По праву старшего брата, Сёма относился к Тале покровительственно снисходительно. В обиду сестру он никому не давал. Но сам неизменно разговаривал с ней свысока, мог то за косичку дернуть, то придумать какое-нибудь обидное прозвище, а то и вообще лягушку под подушку или дохлую мышь в тапочку незаметно подсунуть. Так что в общении с Сёмой Тала приспособилась всегда держать ухо востро. Впрочем, зная наклонности старшего сына, родителям нередко приходилось брать Талу под свою защиту. А тот их, а особенно отца, откровенно побаивался.
Сейчас Сёма азартно боролся с приятелями. Как раз после чьего-то сильного удара мяч по дуге полетел в сторону Талы и остановился шагах в пяти от нее. Игра сразу естественным образом приостановилась. Раскрасневшийся, взлохмаченный Сёма, увидев сестру, крикнул:
— Эй, ты, Копыто, а ну, пни скорей сюда мяч!
Все мальчишки засмеялись, а у девочки даже слезы навернулись на глаза от обиды. Но она, не посмев ослушаться брата, неловко ударила по мячу ногой, а потом дернула плечом, хмыкнула и демонстративно, не обращая внимания на остальных ребят, гордо прошествовала мимо.
Тала подошла к дому, уселась на лавочку возле забора, по-старушечьи уперлась в подбородок рукой и задумалась. От утренней веселости не осталось и следа. Взгрустнулось. Иногда на нее беспричинно и неожиданно накатывало подобное настроение. В эти минуты она не понимала, что с ней происходит. Вдруг ей внезапно необходимо было кого-то жалеть. В горле скребли кошки, а глаза увлажнялись слезами. Но так как в ее короткой жизни еще не было настоящего горя, она скорбела по кому-то абстрактно, без конкретного обозначения предмета и причины жалости. Впрочем, если хорошенько разобраться, почему не было? В ее маленькую девятилетнюю судьбу вместилось много страданий — и довоенная тяжелая болезнь почек, которая чуть не свела Талу в могилу, а следом туберкулез, нашедший ее организм, ослабленный предыдущей болезнью, сразу после выздоровления, прямо накануне войны.

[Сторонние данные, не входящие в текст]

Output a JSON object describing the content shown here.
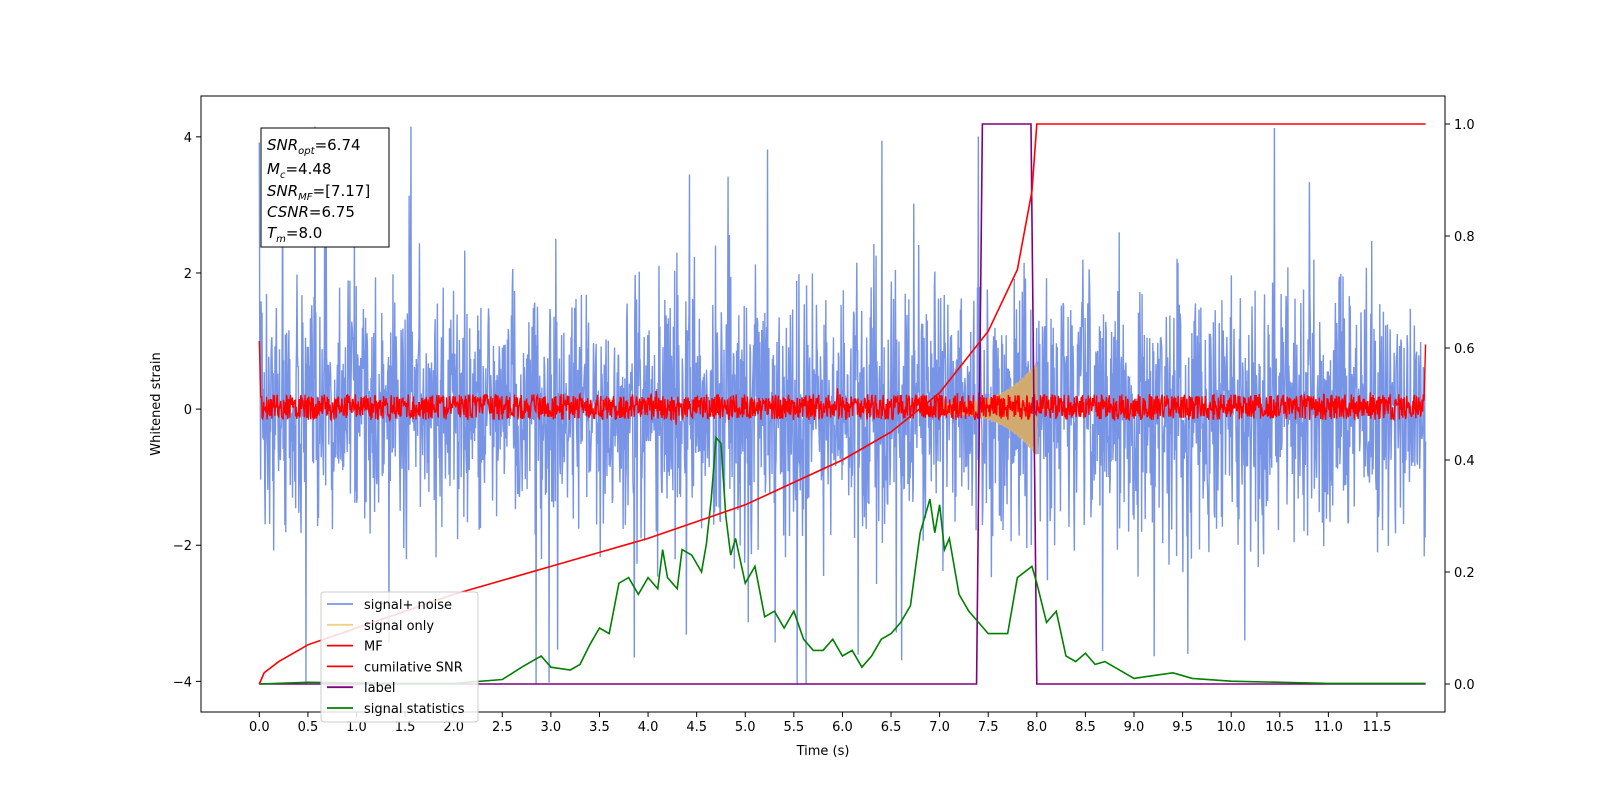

Хоть она тогда была еще совсем крошечной, но четко помнила, как с ней носились родители. Каким только светилам медицины ни показывали ее, каких только лекарств ни доставали, проявляли просто чудеса изобретательности. Но, в конце концов, вырвали дочку из хищных лап этого недуга. Как раз весной 1941 года старенький доктор Варлам Лукич, лечивший всю их семью, радостно объявил родителям и ей, бледной, исхудавшей, что она полностью здорова. И теперь ей нужно лучше питаться, восстанавливать силы и больше двигаться, загорать на солнышке и полюбить водные процедуры.
Но только-только семья успела вздохнуть с облегчением, как наступила новая напасть, да такая, что всем напастям напасть — началась Великая Отечественная война. Тогда весь народ сразу про все свои болезни позабыл.
Папа вскоре ушел на фронт. Он воевал до самого окончания войны, встретив победу в Чехословакии. За четыре года Тала успела основательно забыть его. Да и не мудрено. Оставил ее совсем маленькой, а Ванечка вообще еще даже родиться не успел. За эти годы его малышня заметно подросла и превратилась в симпатичных девочку и двух мальчиков. Вот таким же ясным, солнечным утром папа неожиданно появился в их доме — большой, шумный, с пушистыми пшеничного цвета усами, он обнимал улыбающуюся счастливую маму. Но Тала вначале не признала его. Она насупилась и отвернулась, обидевшись на маму, которая, в отсутствие папы, дала обнять себя какому-то незнакомому дядьке.
— Талочка, ну, что ты, это же твой папка! — захохотала мама. — Егор, вот умора, она не узнала тебя!
Но папа тут же подскочил к ней, поднял, подбросил в воздух, затискал, зацеловал, щекоча усами.
И все было бы прекрасно, достигнута победа, все живы-здоровы, казалось, жизнь должна вот-вот наладиться. Но по-прежнему не отпускал голод, продолжали действовать продуктовые карточки. И такая ситуация остается до сих пор.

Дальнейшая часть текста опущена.